For free backup programs for imaging you can try:
http://www.thefreecountry.com/utilities/backupandimage.shtml

widgewunner:
You may want to try out one of the virtual PC softwares such as VirtualBox (which is free). Each virtual PC you create (which can have any major operating system you would like installed) is completely isolated and you can be very brave playing around with it. If it crashes or catches a virus, no problem - just reset it back to its original fresh install state.

I have very limited experience with this technology so far but I know others who swear by this method. (I've been playing around with VirtualBox recently.)

MilesAhead:
VirtualBox is nice.  Also you can use vLite to create an XP install CD with some of the stuff, like games, stripped off.  You can set it to automatically fill in the product key.  Makes for a smoother install.  Just be conservative what you strip out.
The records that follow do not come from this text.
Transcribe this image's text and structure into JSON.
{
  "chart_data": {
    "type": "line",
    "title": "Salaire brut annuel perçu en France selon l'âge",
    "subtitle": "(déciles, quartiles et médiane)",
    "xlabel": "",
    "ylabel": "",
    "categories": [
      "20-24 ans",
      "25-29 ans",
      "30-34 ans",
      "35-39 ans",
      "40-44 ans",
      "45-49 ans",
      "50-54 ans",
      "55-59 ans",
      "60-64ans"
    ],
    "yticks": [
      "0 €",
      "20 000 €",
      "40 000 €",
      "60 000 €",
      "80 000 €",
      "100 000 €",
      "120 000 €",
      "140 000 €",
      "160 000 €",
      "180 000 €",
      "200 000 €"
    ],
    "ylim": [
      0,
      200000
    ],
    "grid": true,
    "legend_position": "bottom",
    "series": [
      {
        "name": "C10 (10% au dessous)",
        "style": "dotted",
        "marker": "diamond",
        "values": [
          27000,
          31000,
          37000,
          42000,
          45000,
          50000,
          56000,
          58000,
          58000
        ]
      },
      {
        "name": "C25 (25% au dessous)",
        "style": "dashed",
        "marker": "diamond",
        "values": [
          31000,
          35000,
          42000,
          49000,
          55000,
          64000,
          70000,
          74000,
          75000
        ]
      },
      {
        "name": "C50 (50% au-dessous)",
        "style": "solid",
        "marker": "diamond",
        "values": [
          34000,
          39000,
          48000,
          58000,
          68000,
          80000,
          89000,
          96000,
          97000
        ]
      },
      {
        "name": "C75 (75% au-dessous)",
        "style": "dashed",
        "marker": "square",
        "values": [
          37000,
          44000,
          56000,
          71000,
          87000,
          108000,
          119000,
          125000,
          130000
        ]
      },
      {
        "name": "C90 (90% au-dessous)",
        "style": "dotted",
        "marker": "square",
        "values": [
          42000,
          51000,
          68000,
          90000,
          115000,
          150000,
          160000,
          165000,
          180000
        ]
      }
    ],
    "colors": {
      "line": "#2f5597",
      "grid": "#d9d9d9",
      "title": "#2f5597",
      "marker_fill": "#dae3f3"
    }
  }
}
If you try to take out things like IE it may install, but not run correctly.

The XP install CD made with vLite is handy for doing VirtualBox installs.

The trouble with vLite is it doesn't package your currently installed programs. Just the Windows stuff.  But there are other scripting tools that will create an install CD or DVD with your favorite programs already set up.  But the hassle is testing the scripts. (Another case for VirtualBox. You can test your installs without actually creating a partition.)

You can find out just about anything to do with custom booting here:

http://www.boot-land.net/forums/

4wd:
Also you can use vLite to create an XP install CD with some of the stuff, like games, stripped off.-MilesAhead (November 11, 2010, 06:49 PM)
--- End quote ---

vlite for Vista.

nlite for XP.

For already packaged addons that can be added via nlite:
johndoe74's addons
rado354's addons
Addon list

MSFN is the place to go for anything related to Unattended, Addons or stripping down Windows installations.